The Strange Death of Vincent Foster: An Investigation is a 1997 book by the journalist Christopher Ruddy. Ruddy first wrote about the Foster story while reporting for The New York Post and the Pittsburgh Tribune-Review, owned by the millionaire Richard Scaife. The book is about a conspiracy theory tying Bill and Hillary Clinton to the alleged murder of Vincent Foster. There were three separate official investigations of Foster's death, each concluding that he committed suicide. Ruddy believes Kenneth Starr's investigation was part of the conspiracy, calling Starr a "patsy for the Clintonites and those that believe that the stability and reputation of America is more important than justice."

==Content==
Former FBI Director William S. Sessions described Ruddy's inquiry into Foster's death as "serious and compelling".

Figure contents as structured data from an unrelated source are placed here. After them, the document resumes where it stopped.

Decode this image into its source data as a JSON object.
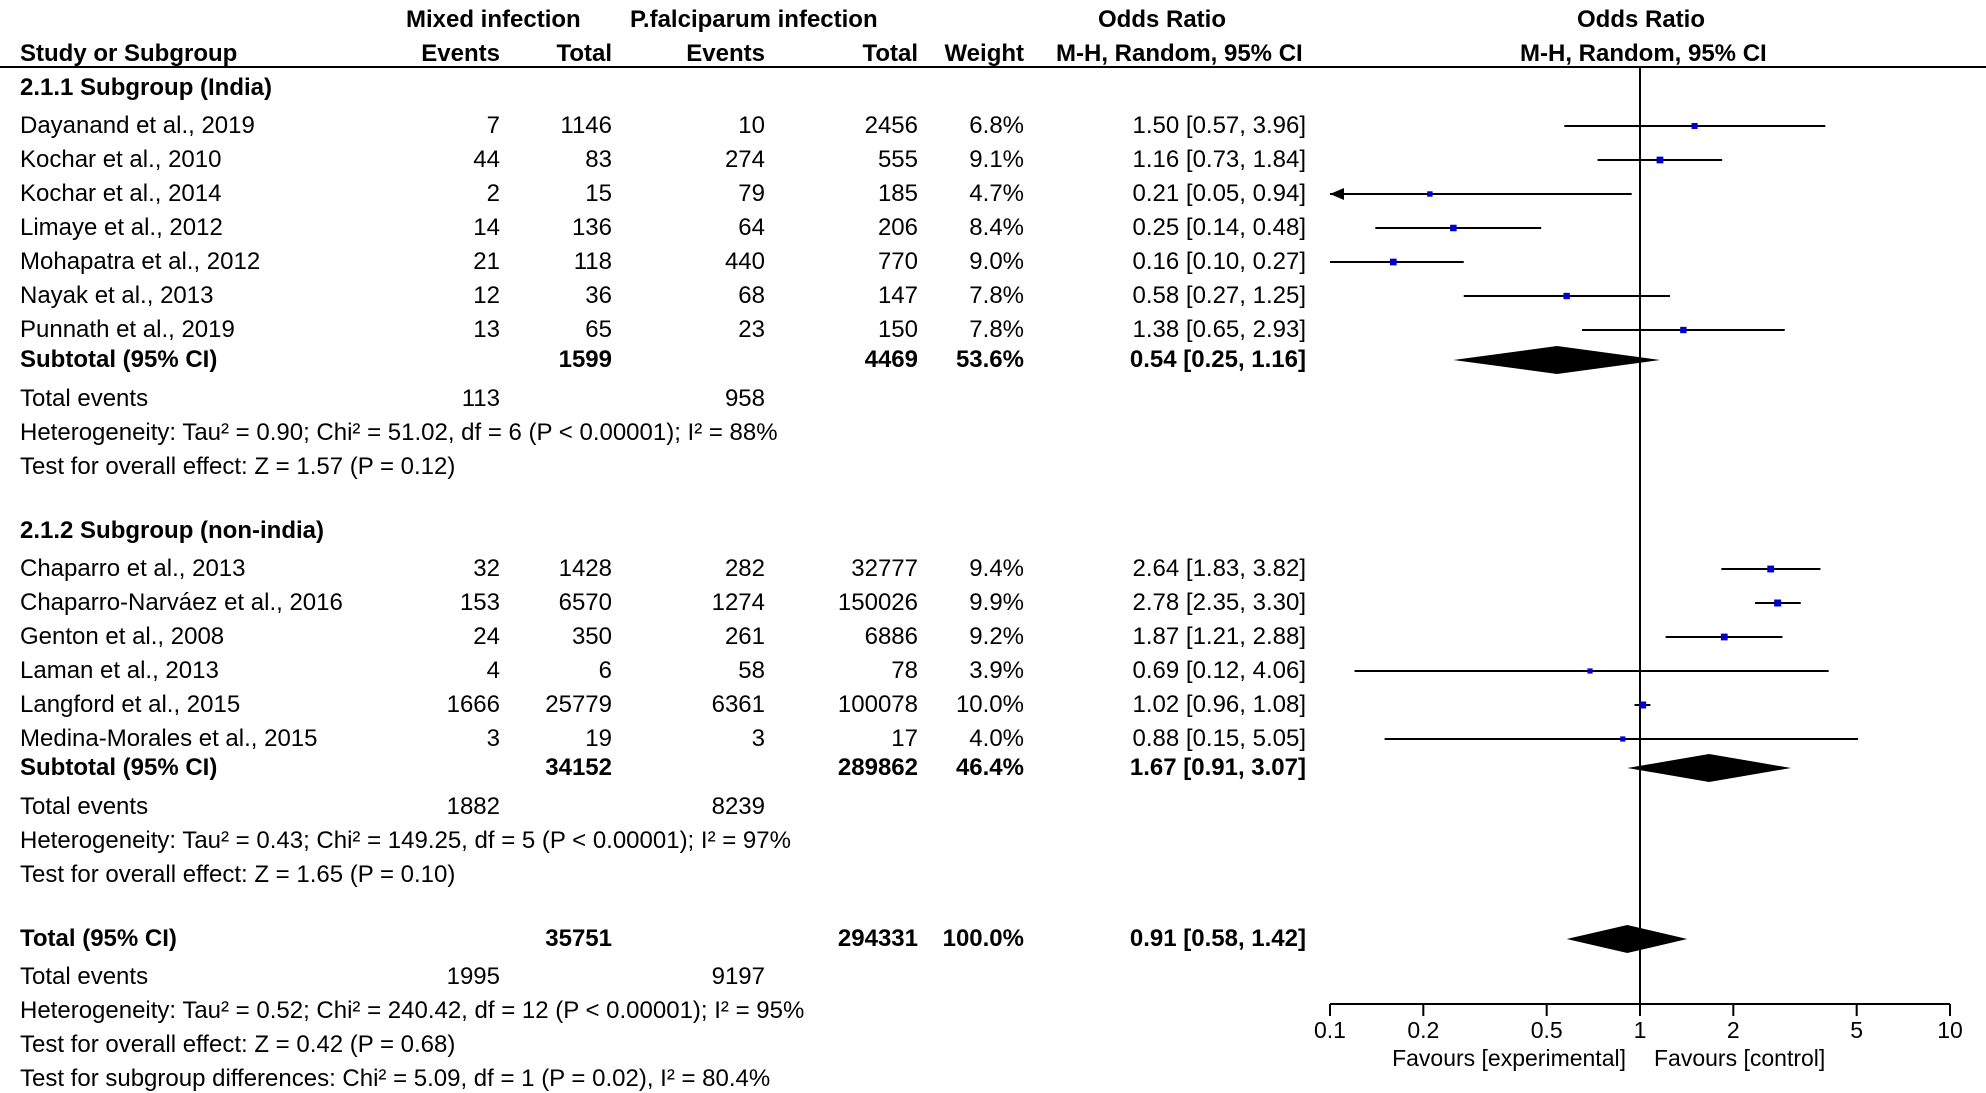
{
  "headers": {
    "group1": "Mixed infection",
    "group2": "P.falciparum infection",
    "odds_ratio": "Odds Ratio",
    "odds_ratio_plot": "Odds Ratio",
    "study": "Study or Subgroup",
    "events1": "Events",
    "total1": "Total",
    "events2": "Events",
    "total2": "Total",
    "weight": "Weight",
    "method": "M-H, Random, 95% CI",
    "method_plot": "M-H, Random, 95% CI"
  },
  "subgroups": [
    {
      "title": "2.1.1 Subgroup (India)",
      "studies": [
        {
          "name": "Dayanand et al., 2019",
          "e1": "7",
          "t1": "1146",
          "e2": "10",
          "t2": "2456",
          "weight": "6.8%",
          "ci": "1.50 [0.57, 3.96]"
        },
        {
          "name": "Kochar et al., 2010",
          "e1": "44",
          "t1": "83",
          "e2": "274",
          "t2": "555",
          "weight": "9.1%",
          "ci": "1.16 [0.73, 1.84]"
        },
        {
          "name": "Kochar et al., 2014",
          "e1": "2",
          "t1": "15",
          "e2": "79",
          "t2": "185",
          "weight": "4.7%",
          "ci": "0.21 [0.05, 0.94]"
        },
        {
          "name": "Limaye et al., 2012",
          "e1": "14",
          "t1": "136",
          "e2": "64",
          "t2": "206",
          "weight": "8.4%",
          "ci": "0.25 [0.14, 0.48]"
        },
        {
          "name": "Mohapatra et al., 2012",
          "e1": "21",
          "t1": "118",
          "e2": "440",
          "t2": "770",
          "weight": "9.0%",
          "ci": "0.16 [0.10, 0.27]"
        },
        {
          "name": "Nayak et al., 2013",
          "e1": "12",
          "t1": "36",
          "e2": "68",
          "t2": "147",
          "weight": "7.8%",
          "ci": "0.58 [0.27, 1.25]"
        },
        {
          "name": "Punnath et al., 2019",
          "e1": "13",
          "t1": "65",
          "e2": "23",
          "t2": "150",
          "weight": "7.8%",
          "ci": "1.38 [0.65, 2.93]"
        }
      ],
      "subtotal": {
        "label": "Subtotal (95% CI)",
        "t1": "1599",
        "t2": "4469",
        "weight": "53.6%",
        "ci": "0.54 [0.25, 1.16]"
      },
      "total_events": {
        "label": "Total events",
        "e1": "113",
        "e2": "958"
      },
      "heterogeneity": "Heterogeneity: Tau² = 0.90; Chi² = 51.02, df = 6 (P < 0.00001); I² = 88%",
      "overall": "Test for overall effect: Z = 1.57 (P = 0.12)"
    },
    {
      "title": "2.1.2 Subgroup (non-india)",
      "studies": [
        {
          "name": "Chaparro et al., 2013",
          "e1": "32",
          "t1": "1428",
          "e2": "282",
          "t2": "32777",
          "weight": "9.4%",
          "ci": "2.64 [1.83, 3.82]"
        },
        {
          "name": "Chaparro-Narváez et al., 2016",
          "e1": "153",
          "t1": "6570",
          "e2": "1274",
          "t2": "150026",
          "weight": "9.9%",
          "ci": "2.78 [2.35, 3.30]"
        },
        {
          "name": "Genton et al., 2008",
          "e1": "24",
          "t1": "350",
          "e2": "261",
          "t2": "6886",
          "weight": "9.2%",
          "ci": "1.87 [1.21, 2.88]"
        },
        {
          "name": "Laman et al., 2013",
          "e1": "4",
          "t1": "6",
          "e2": "58",
          "t2": "78",
          "weight": "3.9%",
          "ci": "0.69 [0.12, 4.06]"
        },
        {
          "name": "Langford et al., 2015",
          "e1": "1666",
          "t1": "25779",
          "e2": "6361",
          "t2": "100078",
          "weight": "10.0%",
          "ci": "1.02 [0.96, 1.08]"
        },
        {
          "name": "Medina-Morales et al., 2015",
          "e1": "3",
          "t1": "19",
          "e2": "3",
          "t2": "17",
          "weight": "4.0%",
          "ci": "0.88 [0.15, 5.05]"
        }
      ],
      "subtotal": {
        "label": "Subtotal (95% CI)",
        "t1": "34152",
        "t2": "289862",
        "weight": "46.4%",
        "ci": "1.67 [0.91, 3.07]"
      },
      "total_events": {
        "label": "Total events",
        "e1": "1882",
        "e2": "8239"
      },
      "heterogeneity": "Heterogeneity: Tau² = 0.43; Chi² = 149.25, df = 5 (P < 0.00001); I² = 97%",
      "overall": "Test for overall effect: Z = 1.65 (P = 0.10)"
    }
  ],
  "total": {
    "label": "Total (95% CI)",
    "t1": "35751",
    "t2": "294331",
    "weight": "100.0%",
    "ci": "0.91 [0.58, 1.42]"
  },
  "total_events": {
    "label": "Total events",
    "e1": "1995",
    "e2": "9197"
  },
  "total_heterogeneity": "Heterogeneity: Tau² = 0.52; Chi² = 240.42, df = 12 (P < 0.00001); I² = 95%",
  "total_overall": "Test for overall effect: Z = 0.42 (P = 0.68)",
  "subgroup_differences": "Test for subgroup differences: Chi² = 5.09, df = 1 (P = 0.02), I² = 80.4%",
  "colors": {
    "marker": "#0000cc",
    "diamond": "#000000",
    "line": "#000000"
  },
  "chart_data": {
    "type": "forest",
    "scale": "log",
    "xlim": [
      0.1,
      10
    ],
    "ticks": [
      "0.1",
      "0.2",
      "0.5",
      "1",
      "2",
      "5",
      "10"
    ],
    "favours_left": "Favours [experimental]",
    "favours_right": "Favours [control]",
    "studies": [
      {
        "name": "Dayanand et al., 2019",
        "or": 1.5,
        "lo": 0.57,
        "hi": 3.96
      },
      {
        "name": "Kochar et al., 2010",
        "or": 1.16,
        "lo": 0.73,
        "hi": 1.84
      },
      {
        "name": "Kochar et al., 2014",
        "or": 0.21,
        "lo": 0.05,
        "hi": 0.94
      },
      {
        "name": "Limaye et al., 2012",
        "or": 0.25,
        "lo": 0.14,
        "hi": 0.48
      },
      {
        "name": "Mohapatra et al., 2012",
        "or": 0.16,
        "lo": 0.1,
        "hi": 0.27
      },
      {
        "name": "Nayak et al., 2013",
        "or": 0.58,
        "lo": 0.27,
        "hi": 1.25
      },
      {
        "name": "Punnath et al., 2019",
        "or": 1.38,
        "lo": 0.65,
        "hi": 2.93
      },
      {
        "name": "Chaparro et al., 2013",
        "or": 2.64,
        "lo": 1.83,
        "hi": 3.82
      },
      {
        "name": "Chaparro-Narváez et al., 2016",
        "or": 2.78,
        "lo": 2.35,
        "hi": 3.3
      },
      {
        "name": "Genton et al., 2008",
        "or": 1.87,
        "lo": 1.21,
        "hi": 2.88
      },
      {
        "name": "Laman et al., 2013",
        "or": 0.69,
        "lo": 0.12,
        "hi": 4.06
      },
      {
        "name": "Langford et al., 2015",
        "or": 1.02,
        "lo": 0.96,
        "hi": 1.08
      },
      {
        "name": "Medina-Morales et al., 2015",
        "or": 0.88,
        "lo": 0.15,
        "hi": 5.05
      }
    ],
    "pooled": [
      {
        "name": "Subtotal India",
        "or": 0.54,
        "lo": 0.25,
        "hi": 1.16
      },
      {
        "name": "Subtotal non-India",
        "or": 1.67,
        "lo": 0.91,
        "hi": 3.07
      },
      {
        "name": "Total",
        "or": 0.91,
        "lo": 0.58,
        "hi": 1.42
      }
    ]
  }
}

Richard Brookhiser (editor of the conservative National Review) wrote in The New York Times that "Ruddy argues that his doubts do not require him to posit some vast conspiracy of silence... At the same time Ruddy clearly believes that something dastardly happened, and he cannot stop dark hints from leaking out." Brookhiser wrote "'If,' Ruddy writes on page 1, Vince Foster 'had been killed ...' If Ruddy didn't want to make such an Oliver Stone argument, even hypothetically, he should have left his rhetorical teasers on the cutting-room floor."

Jacob Cohen (professor at Brandeis University) wrote in National Review that the book was "conspiracy central", while Ann Coulter "ripped it as a 'conservative hoax book' that was 'discredited' by conservatives." A Slate review called the book "absurd".